Pas toujours facile de renouer avec toute la flamboyance et le glamour dont a su faire preuve tout au long de sa trop courte carrière l’extraordinaire Marc Bolan, dans ce double album Angelheaded Hipster : “The Songs of Marc Bolan & T Rex”, un hommage baroque né sous la houlette du regretté producer Hal Willner où l’on retrouve les plus célèbres comme U2, Joan Jett , Marc Almond ou Nick Cave mais aussi les plus obscurs tels Jesse Harris, Helga Davis ou King Khan dans des versions souvent… déconcertantes.

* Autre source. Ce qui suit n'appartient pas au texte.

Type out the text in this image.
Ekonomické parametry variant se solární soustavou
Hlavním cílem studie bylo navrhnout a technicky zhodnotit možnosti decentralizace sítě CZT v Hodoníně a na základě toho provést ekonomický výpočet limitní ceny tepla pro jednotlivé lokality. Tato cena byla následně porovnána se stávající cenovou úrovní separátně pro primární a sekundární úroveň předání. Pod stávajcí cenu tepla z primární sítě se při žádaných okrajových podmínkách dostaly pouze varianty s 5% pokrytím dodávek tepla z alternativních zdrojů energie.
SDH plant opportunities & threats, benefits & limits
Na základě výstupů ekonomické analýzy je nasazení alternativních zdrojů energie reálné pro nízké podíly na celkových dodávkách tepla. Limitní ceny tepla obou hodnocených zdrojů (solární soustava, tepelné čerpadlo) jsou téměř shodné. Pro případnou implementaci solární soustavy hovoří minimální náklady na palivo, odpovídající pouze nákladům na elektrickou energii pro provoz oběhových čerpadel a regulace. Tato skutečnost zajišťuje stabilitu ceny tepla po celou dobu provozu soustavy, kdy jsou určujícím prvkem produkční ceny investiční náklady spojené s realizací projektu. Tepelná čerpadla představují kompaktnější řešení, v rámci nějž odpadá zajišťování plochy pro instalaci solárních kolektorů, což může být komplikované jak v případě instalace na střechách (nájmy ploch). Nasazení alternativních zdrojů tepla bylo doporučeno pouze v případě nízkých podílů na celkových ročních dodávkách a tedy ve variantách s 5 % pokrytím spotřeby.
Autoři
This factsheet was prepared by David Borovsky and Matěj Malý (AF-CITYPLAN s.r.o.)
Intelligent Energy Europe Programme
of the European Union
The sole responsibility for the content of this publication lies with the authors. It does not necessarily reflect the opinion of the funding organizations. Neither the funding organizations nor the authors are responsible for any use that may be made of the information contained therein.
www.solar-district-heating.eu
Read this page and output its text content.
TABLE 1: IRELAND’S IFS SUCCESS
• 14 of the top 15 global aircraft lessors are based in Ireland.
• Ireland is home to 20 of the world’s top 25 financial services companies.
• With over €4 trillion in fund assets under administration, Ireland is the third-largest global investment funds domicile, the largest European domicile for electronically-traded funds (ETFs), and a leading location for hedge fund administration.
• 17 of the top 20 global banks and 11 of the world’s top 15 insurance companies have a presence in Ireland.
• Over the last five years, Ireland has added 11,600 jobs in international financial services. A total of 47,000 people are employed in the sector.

Je dois avouer que j’ai toujours un faible pour Bolan. D’abord lorsque j’étais ado, les singles de T Rex rythmaient nos premières boums et cela ne s’oublie pas. En outre, quelques mois seulement après mon arrivée à BEST, jacques Barsamian qui dirigeait l’international de Polydor à l’époque m’avait demandé de rédiger les notes de pochette de sa nouvelle compile T Rex et ce simple petit job m’avait alors rendu extrêmement fier, car il m’avait permis de rendre hommage à l’un des héros du rock dont la mort précoce m’avait tant touché. Peut-être aussi était-ce dû au fait que Bolan était feuj et qu’il le revendiquait avec fierté. La preuve, dans son hit « Metal Guru » ne vocalisait-il pas ad lib « Metal guru… ist it jew ? ». Près de 40 ans plus tard je découvre cet étrange track-listing pour un casting encore plus strange, comme Ke$ha qui ouvre ce double album avec sa reprise emphatique de « Children of the Revolution » version Bonnie Tyler chante « Total Eclipse of the Heart ». Bigre ! Puis, c’est au tour de Nick cave de rentrer en scène avec « Cosmic Dancer » et l’hymne jubilatoire de Bolan devient ici une sombre et triste balade plus proche de Tom Waits que du glam rock. Nos affaires s’arrangent un peu avec Joan Jett qui revisite « Jeepster » hélas sur un mode quelque poussif qui ne décolle vraiment jamais. De même j’ai beaucoup de mal avec « Life A Gas » par Lucinda Williams, que j’apprécie pourtant, mais la mélancolie de l’interprétation est à des années-lumière de la jouissive composition de Bolan. En fait, c’est à se demander si le cahier des charges de Willner n’était pas de s’éloigner le plus possible des versions originales pour « réincarner » toutes ces chansons. Encore plus surprenant, mais cette fois dans le bon sens du terme, le déconcertant « Solid Gold, Easy Action » revu par Peaches.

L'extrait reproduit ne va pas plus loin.